Polish male and female ethnic dolls made with ceramic head and extremities and stuffed cloth torso. The woman is wearing a colorful costume, featuring a black vest with appliques and tassels, white blouse, white lace apron, and red print skirt. She is wearing a flower head piece (vinok)—a headband with flowers that has long flowing ribbons down the back. She has a red yarn necklace that symbolizes the red coral necklace that is traditional in Polish culture. She is dancing with a man who is wearing a black waistcoat with red trim and green tassels, striped trousers, a red krakuska (four-cornered) cap decorated with ribbons and feathers, and he has metal rings attached to the belt. Tag says “HAND MADE, St. Wyspianskiego, Krakow.

Poland

Location: Easter Europe

Capital: Warsaw

Main language: Polish

Currency: Zloty

Figure/Doll

Construction: cloth, wire

Height in Centimeters: 23

Height in Inches: 9

Living in Poland: A Country that Suffered During World War II

Reading Level: 7.00

My name is Joanna, and I live near the Polish town of Krakow with my brother (Karol), my parents, and my grandparents. Krakow is over 1000 years old and has many old and beautiful buildings. We even have a castle in our town. My brother and I are members of the folk dance club in our school. You can see us in the picture wearing traditional Polish costumes. We do dances that are popular in the Polish culture, such as the polonaise, mazur, and krakowiak. We also dance the polka.

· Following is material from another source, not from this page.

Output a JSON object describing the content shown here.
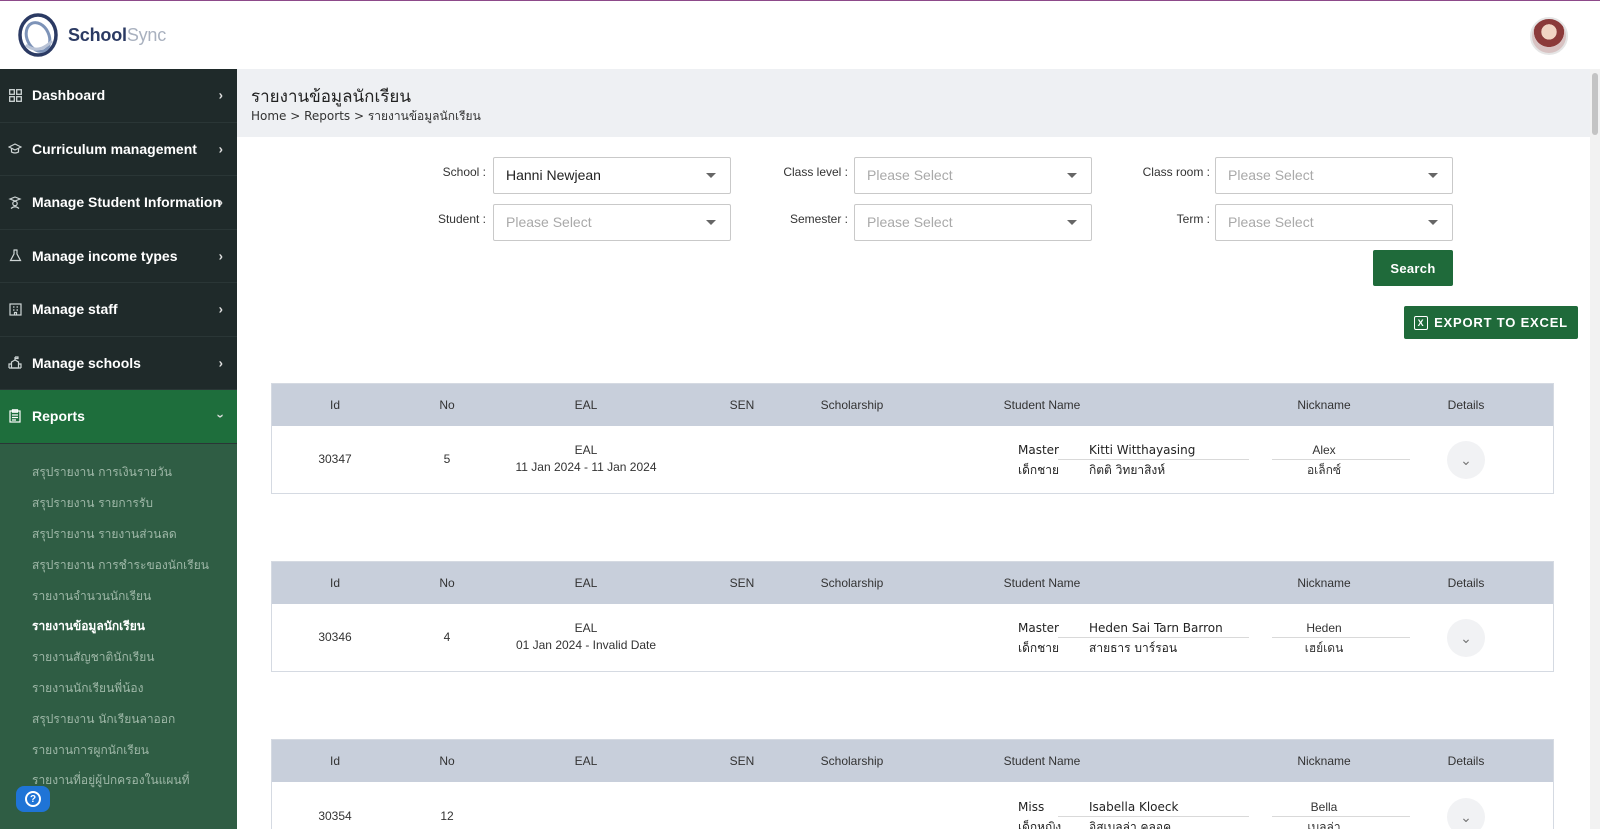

When I’m not in school, I like to help my grandparents in the garden. My grandma grows beautiful roses, and sometimes we sell them at the open market. My grandparents know a lot about history. They can still remember World War II, and they often tell me stories from their childhood. In 1939, Poland was invaded from the west by Nazi Germany and from the east by Communist Russia. During those days, both countries were ruled by ruthless dictators (Hitler and Stalin) who did not respect human lives. Millions of people died in the battles and in concentration camps that were built by followers of Hitler and Stalin.

One of those Nazi death camps, named Auschwitz, was located only 100 kilometers from my home town. There is a Holocaust museum there now. I went there with my school class to learn more about the genocide (killing) of Jewish, Polish, and many other people. It was a very sad experience for me.

Nazi Germany was defeated by Allied forces in 1945, but then the Soviet Union took control over a large portion of the Eastern Europe (including Poland). My grandpa told me that many of his friends were sent to labor camps in Siberia (Russia) and never came back. Stalin died in 1953, but it wasn’t until the 1980s when Poland became an independent country again. In 2004 Poland joined the family of 25 other nations in what is known as the European Union (or EU).

My generation does not remember any wars, and we all live in peace now. I have some German and some Russian friends. We speak Polish at home, but I’m learning English and German in school. I hope to go to a University in Germany one day. When I grow up, I would like to work for the government of the European Union so that we never see another war.